On a conjecture of Wooley and lower bounds for cubic hypersurfaces

TL;DR

This paper establishes lower bounds on the number of rational points of bounded height on large-dimensional non-degenerate cubic hypersurfaces, confirming a conjecture of Wooley for sufficiently high dimensions.

Contribution

It proves a lower bound for rational points on cubic hypersurfaces, confirming Wooley's conjecture for dimensions n ≥ 39.

Findings

Lower bound N(X,B) ≫ B^{n-9} for n ≥ 39

Confirms Wooley's conjecture for large enough n

Applicable to non-conical cubic hypersurfaces

Abstract

Let $X \subset \mathbf{P}_{\mathbf{Q}}^{n-1}$ be a cubic hypersurface cut out by the vanishing of a non-degenerate rational cubic form in $n$ variables.

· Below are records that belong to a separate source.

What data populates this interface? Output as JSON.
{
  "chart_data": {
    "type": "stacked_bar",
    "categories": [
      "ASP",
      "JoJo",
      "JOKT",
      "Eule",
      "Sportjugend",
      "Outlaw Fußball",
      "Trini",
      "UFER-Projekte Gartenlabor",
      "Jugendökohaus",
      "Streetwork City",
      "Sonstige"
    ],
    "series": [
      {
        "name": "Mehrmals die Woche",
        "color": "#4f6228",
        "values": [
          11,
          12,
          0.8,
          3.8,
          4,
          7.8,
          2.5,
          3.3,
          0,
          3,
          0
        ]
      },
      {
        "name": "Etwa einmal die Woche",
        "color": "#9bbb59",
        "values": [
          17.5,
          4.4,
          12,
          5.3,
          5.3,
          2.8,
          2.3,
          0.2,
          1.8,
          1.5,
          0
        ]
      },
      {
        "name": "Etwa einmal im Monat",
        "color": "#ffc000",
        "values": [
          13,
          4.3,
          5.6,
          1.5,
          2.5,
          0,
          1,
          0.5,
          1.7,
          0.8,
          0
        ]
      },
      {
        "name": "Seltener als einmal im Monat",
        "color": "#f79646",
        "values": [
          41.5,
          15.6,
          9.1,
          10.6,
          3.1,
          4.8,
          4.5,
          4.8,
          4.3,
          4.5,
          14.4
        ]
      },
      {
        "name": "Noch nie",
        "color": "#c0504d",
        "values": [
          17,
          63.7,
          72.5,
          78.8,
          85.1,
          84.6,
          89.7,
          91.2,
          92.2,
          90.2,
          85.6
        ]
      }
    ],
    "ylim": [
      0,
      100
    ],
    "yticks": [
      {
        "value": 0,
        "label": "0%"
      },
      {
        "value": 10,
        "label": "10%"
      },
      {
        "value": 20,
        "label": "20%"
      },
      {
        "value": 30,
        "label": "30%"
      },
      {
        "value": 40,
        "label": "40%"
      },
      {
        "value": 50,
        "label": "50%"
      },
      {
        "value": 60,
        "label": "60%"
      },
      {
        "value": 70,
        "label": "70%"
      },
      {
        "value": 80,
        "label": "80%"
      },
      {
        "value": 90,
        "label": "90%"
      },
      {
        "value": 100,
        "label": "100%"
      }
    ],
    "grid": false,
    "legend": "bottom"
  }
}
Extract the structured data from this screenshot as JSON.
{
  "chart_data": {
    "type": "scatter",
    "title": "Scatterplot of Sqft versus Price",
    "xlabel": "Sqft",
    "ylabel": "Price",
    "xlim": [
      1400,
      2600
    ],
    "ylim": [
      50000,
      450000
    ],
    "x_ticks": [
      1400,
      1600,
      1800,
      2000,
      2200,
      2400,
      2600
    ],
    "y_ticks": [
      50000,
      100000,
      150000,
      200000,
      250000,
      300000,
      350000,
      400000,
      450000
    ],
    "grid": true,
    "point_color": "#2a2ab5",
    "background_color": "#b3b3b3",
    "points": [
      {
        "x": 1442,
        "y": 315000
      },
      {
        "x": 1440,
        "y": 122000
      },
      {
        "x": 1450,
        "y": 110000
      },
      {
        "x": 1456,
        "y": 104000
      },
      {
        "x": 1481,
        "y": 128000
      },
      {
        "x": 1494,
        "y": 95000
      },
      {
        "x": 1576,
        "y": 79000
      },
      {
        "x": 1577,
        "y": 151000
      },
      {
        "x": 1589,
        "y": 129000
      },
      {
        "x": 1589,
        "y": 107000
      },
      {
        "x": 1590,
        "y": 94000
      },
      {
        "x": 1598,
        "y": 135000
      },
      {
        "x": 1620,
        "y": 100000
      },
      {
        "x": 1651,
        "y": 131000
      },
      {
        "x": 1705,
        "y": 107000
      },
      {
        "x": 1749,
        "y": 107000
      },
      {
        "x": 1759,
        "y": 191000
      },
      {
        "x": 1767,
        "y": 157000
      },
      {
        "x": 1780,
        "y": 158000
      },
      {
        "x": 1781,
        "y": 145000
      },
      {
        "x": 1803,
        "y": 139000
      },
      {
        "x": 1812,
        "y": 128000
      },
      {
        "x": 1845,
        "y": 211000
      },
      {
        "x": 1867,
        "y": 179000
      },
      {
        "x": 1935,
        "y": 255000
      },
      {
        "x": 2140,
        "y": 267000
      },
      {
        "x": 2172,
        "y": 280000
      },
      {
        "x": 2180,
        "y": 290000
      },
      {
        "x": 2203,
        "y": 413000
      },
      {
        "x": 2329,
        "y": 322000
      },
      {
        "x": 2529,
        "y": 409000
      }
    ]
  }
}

Let $N(X,B)$ denote the number of rational points on $X$ of height at most $B$. In this article we obtain lower bounds for $N(X,B)$ for cubic hypersufaces, provided only that $n$ is large enough. In particular, we show that $N(X,B) \gg B^{n-9}$ if $n \geq 39$, thereby proving a conjecture of T. D. Wooley for non-conical cubic hypersurfaces with large enough dimension.